Granted they don’t use that type of knowledge regularly (what teenager is asked “Is Europe a country or a continent?” regularly?) But it is basic common knowledge that they should know so that they don’t look like a moron regularly.

I was born 20 years too early. I was not a Rhodes scholar by any strech, but I had a good dose of common sense and I paid attention. If you are a high school senior today and have a basic understanding of specific knowledge, you are already head-and-shoulders above many of your peers.

Summary of the last 389 years


Here. Quick money making scheme – Posterize the entire thing. Every history teacher in the country would buy one.

Goals


I now have: Personal/Professional, Building, Student Achievement and Department goals. None are the same and all are odd. They don’t directly tie to the content, but they are school related in different ways.

History question


What books are important to read for a regular level, high school, US history class?

Future of the Internet


Stephen Colbert interviews Nick Carr about the net and the future of humanity.

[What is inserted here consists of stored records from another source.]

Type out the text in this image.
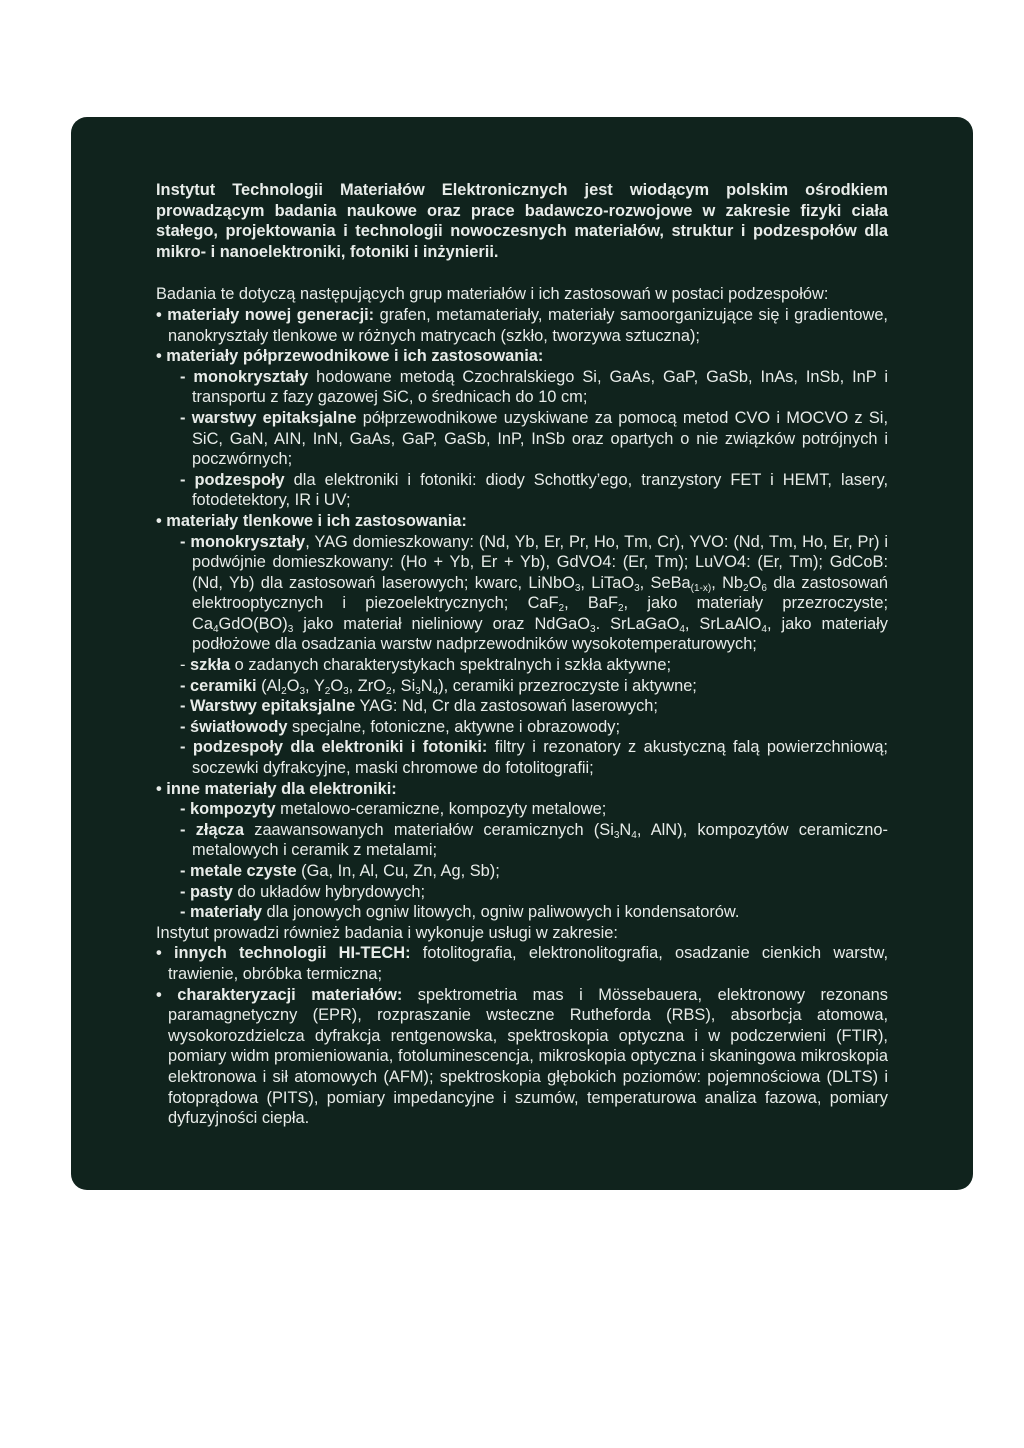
Instytut Technologii Materiałów Elektronicznych jest wiodącym polskim ośrodkiem prowadzącym badania naukowe oraz prace badawczo-rozwojowe w zakresie fizyki ciała stałego, projektowania i technologii nowoczesnych materiałów, struktur i podzespołów dla mikro- i nanoelektroniki, fotoniki i inżynierii.

Badania te dotyczą następujących grup materiałów i ich zastosowań w postaci podzespołów:

• materiały nowej generacji: grafen, metamateriały, materiały samoorganizujące się i gradientowe, nanokryształy tlenkowe w różnych matrycach (szkło, tworzywa sztuczna);

• materiały półprzewodnikowe i ich zastosowania:

- monokryształy hodowane metodą Czochralskiego Si, GaAs, GaP, GaSb, InAs, InSb, InP i transportu z fazy gazowej SiC, o średnicach do 10 cm;

- warstwy epitaksjalne półprzewodnikowe uzyskiwane za pomocą metod CVO i MOCVO z Si, SiC, GaN, AIN, InN, GaAs, GaP, GaSb, InP, InSb oraz opartych o nie związków potrójnych i poczwórnych;

- podzespoły dla elektroniki i fotoniki: diody Schottky’ego, tranzystory FET i HEMT, lasery, fotodetektory, IR i UV;

• materiały tlenkowe i ich zastosowania:

- monokryształy, YAG domieszkowany: (Nd, Yb, Er, Pr, Ho, Tm, Cr), YVO: (Nd, Tm, Ho, Er, Pr) i podwójnie domieszkowany: (Ho + Yb, Er + Yb), GdVO4: (Er, Tm); LuVO4: (Er, Tm); GdCoB: (Nd, Yb) dla zastosowań laserowych; kwarc, LiNbO$_3$, LiTaO$_3$, SeBa$_{(1-x)}$, $Nb_2O_6$ dla zastosowań elektrooptycznych i piezoelektrycznych; CaF$_2$, BaF$_2$, jako materiały przezroczyste; $Ca_4GdO(BO)_3$ jako materiał nieliniowy oraz NdGaO$_3$. SrLaGaO$_4$, SrLaAlO$_4$, jako materiały podłożowe dla osadzania warstw nadprzewodników wysokotemperaturowych;

- szkła o zadanych charakterystykach spektralnych i szkła aktywne;

- ceramiki ($Al_2O_3$, $Y_2O_3$, ZrO$_2$, $Si_3N_4$), ceramiki przezroczyste i aktywne;

- Warstwy epitaksjalne YAG: Nd, Cr dla zastosowań laserowych;

- światłowody specjalne, fotoniczne, aktywne i obrazowody;

- podzespoły dla elektroniki i fotoniki: filtry i rezonatory z akustyczną falą powierzchniową; soczewki dyfrakcyjne, maski chromowe do fotolitografii;

• inne materiały dla elektroniki:

- kompozyty metalowo-ceramiczne, kompozyty metalowe;

- złącza zaawansowanych materiałów ceramicznych ($Si_3N_4$, AlN), kompozytów ceramiczno-metalowych i ceramik z metalami;

- metale czyste (Ga, In, Al, Cu, Zn, Ag, Sb);

- pasty do układów hybrydowych;

- materiały dla jonowych ogniw litowych, ogniw paliwowych i kondensatorów.

Instytut prowadzi również badania i wykonuje usługi w zakresie:

• innych technologii HI-TECH: fotolitografia, elektronolitografia, osadzanie cienkich warstw, trawienie, obróbka termiczna;

• charakteryzacji materiałów: spektrometria mas i Mössebauera, elektronowy rezonans paramagnetyczny (EPR), rozpraszanie wsteczne Rutheforda (RBS), absorbcja atomowa, wysokorozdzielcza dyfrakcja rentgenowska, spektroskopia optyczna i w podczerwieni (FTIR), pomiary widm promieniowania, fotoluminescencja, mikroskopia optyczna i skaningowa mikroskopia elektronowa i sił atomowych (AFM); spektroskopia głębokich poziomów: pojemnościowa (DLTS) i fotoprądowa (PITS), pomiary impedancyjne i szumów, temperaturowa analiza fazowa, pomiary dyfuzyjności ciepła.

Amherst College freshman data


This is just amazing. 438 students are freshmen this year.

# Percentage of first-year applicants who applied online in 2003: 33%.
# Percentage of applicants who did last year: 89%.
# Year that an incoming Amherst College class first created a Facebook group so that they could socialize and otherwise get to know each other prior to arriving on campus: 2006.
# By the end of August 2008 the total number of members and posts at the Amherst College Class of 2012 Facebook group: 432 members and 3,225 posts.
# Students in the class of 2012 who registered computers, IPhones, game consoles, etc. on the campus network by the end of the day on August 24th, the day they moved into their dorm rooms: 370 students registered 443 devices.
# Number of students in the class of 2012 who brought desktop computers to campus: 14.
# Number that brought iPhones/iTouches: 93.

And I am running dittos and using a textbook. Sheesh. I have never felt like an old lady driving a 1970 Pinto in the slow lane of the 6 lane super highway. Teaching is passing us by.

Web 2.0 Study/management tool


As part of thier “back-to-school” posts, many blogs are listing different tools for students. Lifehacker has this nifty looking tool called StudyRails. Only $5.00 a month.

I laugh because it is true


As someone with a small child and remembering what it was like as a small child, this from The Onion is very appropriate and funny. Hits close to home too.

“6 year old stares downt he bottomless abyss of formal schooling”

Local first-grader Connor Bolduc, 6, experienced the first inkling of a coming lifetime of existential dread Monday upon recognizing his cruel destiny to participate in compulsory education for the better part of the next two decades, sources reported.